Squash seed kernels are a great source of plant-based protein, healthy fats, fiber, vitamins, and minerals. They can help support heart health, improve digestion, boost immunity, and provide essential nutrients for overall well-being. Incorporating squash seed kernels into your diet can be a nutritious addition to a vegan lifestyle.

Are there any potential risks or side effects of consuming Squash Seed Kernels?

Squash seed kernels are a nutritious food that can provide essential nutrients such as protein, healthy fats, and minerals. However, consuming them in excess may lead to digestive issues due to their high fiber content. It's important to enjoy them in moderation as part of a balanced diet to avoid any potential side effects.

Can I lose weight by eating more Squash Seed Kernels?

Squash seed kernels are a nutritious snack high in healthy fats and protein, but they are also calorie-dense. While they can be a part of a balanced diet, eating them in excess may not necessarily lead to weight loss. For weight loss, it's important to focus on overall calorie intake, portion control, and incorporating a variety of nutrient-dense foods in your diet.

Can I gain more muscles by eating more Squash Seed Kernels if I train consistently?

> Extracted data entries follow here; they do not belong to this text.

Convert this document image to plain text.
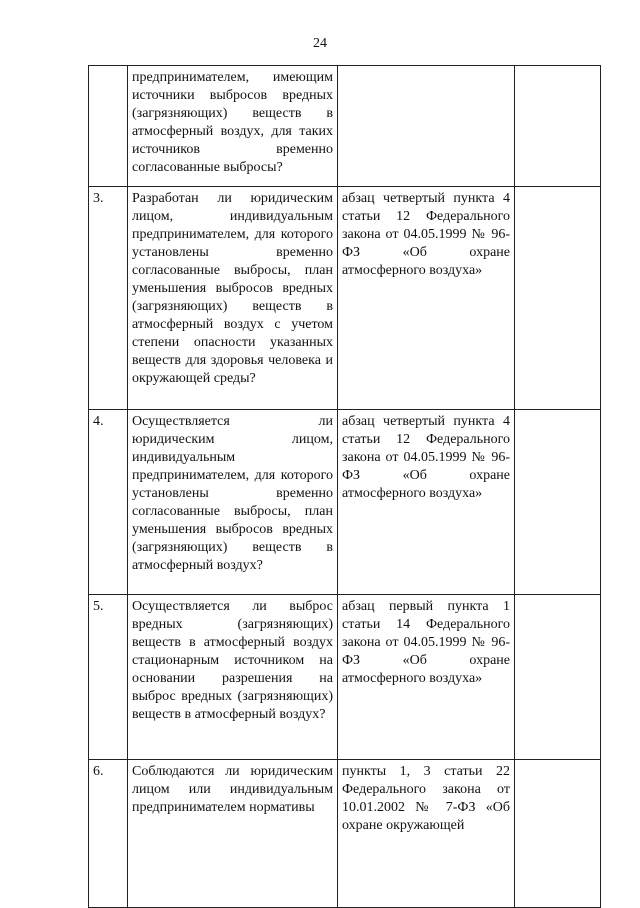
24
	предпринимателем, имеющим источники выбросов вредных (загрязняющих) веществ в атмосферный воздух, для таких источников временно согласованные выбросы?		
3.	Разработан ли юридическим лицом, индивидуальным предпринимателем, для которого установлены временно согласованные выбросы, план уменьшения выбросов вредных (загрязняющих) веществ в атмосферный воздух с учетом степени опасности указанных веществ для здоровья человека и окружающей среды?	абзац четвертый пункта 4 статьи 12 Федерального закона от 04.05.1999 № 96-ФЗ «Об охране атмосферного воздуха»	
4.	Осуществляется ли юридическим лицом, индивидуальным предпринимателем, для которого установлены временно согласованные выбросы, план уменьшения выбросов вредных (загрязняющих) веществ в атмосферный воздух?	абзац четвертый пункта 4 статьи 12 Федерального закона от 04.05.1999 № 96-ФЗ «Об охране атмосферного воздуха»	
5.	Осуществляется ли выброс вредных (загрязняющих) веществ в атмосферный воздух стационарным источником на основании разрешения на выброс вредных (загрязняющих) веществ в атмосферный воздух?	абзац первый пункта 1 статьи 14 Федерального закона от 04.05.1999 № 96-ФЗ «Об охране атмосферного воздуха»	
6.	Соблюдаются ли юридическим лицом или индивидуальным предпринимателем нормативы	пункты 1, 3 статьи 22 Федерального закона от 10.01.2002 № 7-ФЗ «Об охране окружающей	
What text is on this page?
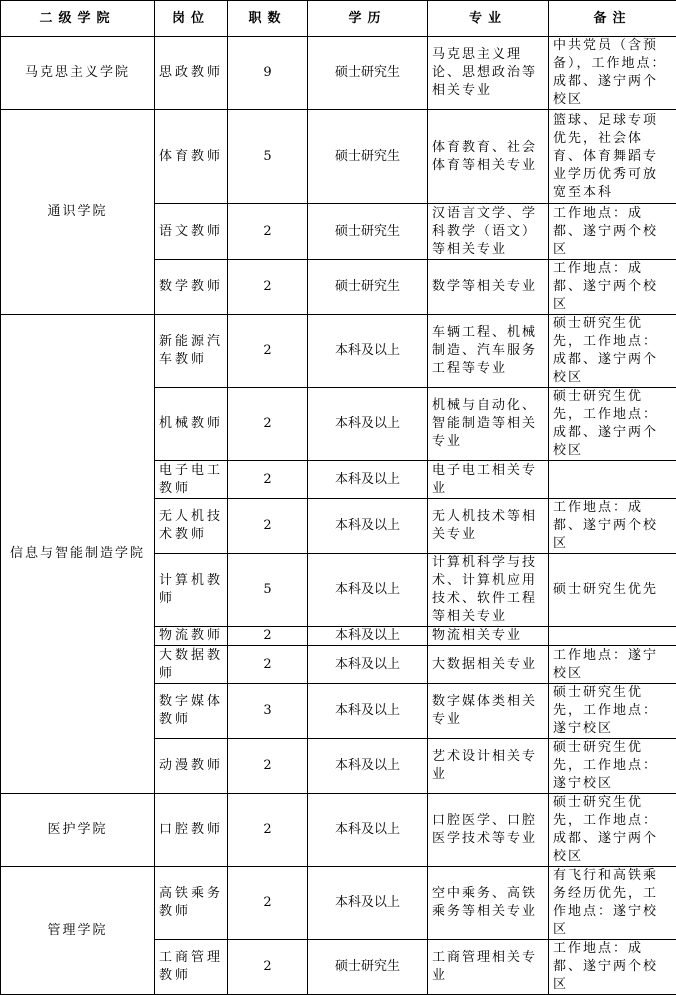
二级学院	岗位	职数	学历	专业	备注
马克思主义学院	思政教师	9	硕士研究生	马克思主义理论、思想政治等相关专业	中共党员（含预备），工作地点：成都、遂宁两个校区
通识学院	体育教师	5	硕士研究生	体育教育、社会体育等相关专业	篮球、足球专项优先，社会体育、体育舞蹈专业学历优秀可放宽至本科
	语文教师	2	硕士研究生	汉语言文学、学科教学（语文）等相关专业	工作地点：成都、遂宁两个校区
	数学教师	2	硕士研究生	数学等相关专业	工作地点：成都、遂宁两个校区
信息与智能制造学院	新能源汽车教师	2	本科及以上	车辆工程、机械制造、汽车服务工程等专业	硕士研究生优先，工作地点：成都、遂宁两个校区
	机械教师	2	本科及以上	机械与自动化、智能制造等相关专业	硕士研究生优先，工作地点：成都、遂宁两个校区
	电子电工教师	2	本科及以上	电子电工相关专业	
	无人机技术教师	2	本科及以上	无人机技术等相关专业	工作地点：成都、遂宁两个校区
	计算机教师	5	本科及以上	计算机科学与技术、计算机应用技术、软件工程等相关专业	硕士研究生优先
	物流教师	2	本科及以上	物流相关专业	
	大数据教师	2	本科及以上	大数据相关专业	工作地点：遂宁校区
	数字媒体教师	3	本科及以上	数字媒体类相关专业	硕士研究生优先，工作地点：遂宁校区
	动漫教师	2	本科及以上	艺术设计相关专业	硕士研究生优先，工作地点：遂宁校区
医护学院	口腔教师	2	本科及以上	口腔医学、口腔医学技术等专业	硕士研究生优先，工作地点：成都、遂宁两个校区
管理学院	高铁乘务教师	2	本科及以上	空中乘务、高铁乘务等相关专业	有飞行和高铁乘务经历优先，工作地点：遂宁校区
	工商管理教师	2	硕士研究生	工商管理相关专业	工作地点：成都、遂宁两个校区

Squash seed kernels are a good source of plant-based protein and healthy fats, which can support muscle growth when combined with consistent training. However, for optimal muscle gain, it's important to consume a variety of protein sources and ensure you are meeting your overall calorie and nutrient needs. Consider incorporating a mix of legumes, nuts, seeds, whole grains, and plant-based protein sources to support muscle development.

Can I eat Squash Seed Kernels if I have diabetes?

Yes, squash seed kernels can be a healthy snack option for individuals with diabetes. They are rich in fiber, healthy fats, and plant-based protein, which can help stabilize blood sugar levels and promote overall health. However, it's important to consume them in moderation as they are calorie-dense.

Can I consume Squash Seed Kernels if I am on a Keto diet?

Yes, squash seed kernels can be consumed on a Keto diet as they are low in carbohydrates and high in healthy fats and protein. They can be a good source of nutrients such as magnesium, zinc, and omega-3 fatty acids. Just be mindful of portion sizes as they are calorie-dense.

Can I eat Squash Seed Kernels if I am on a low fat diet?

Yes, you can eat squash seed kernels on a low-fat diet as they are a good source of plant-based protein, fiber, and healthy fats. However, it's important to consume them in moderation as they are calorie-dense.

What is the environmental impact of producing Squash Seed Kernels?

The environmental impact of producing Squash Seed Kernels is relatively low compared to other food sources. Squash plants require minimal water and resources to grow, and the seeds can be harvested without causing significant harm to the environment. Additionally, squash seeds are a rich source of nutrients and can be a sustainable plant-based protein option in a vegan diet.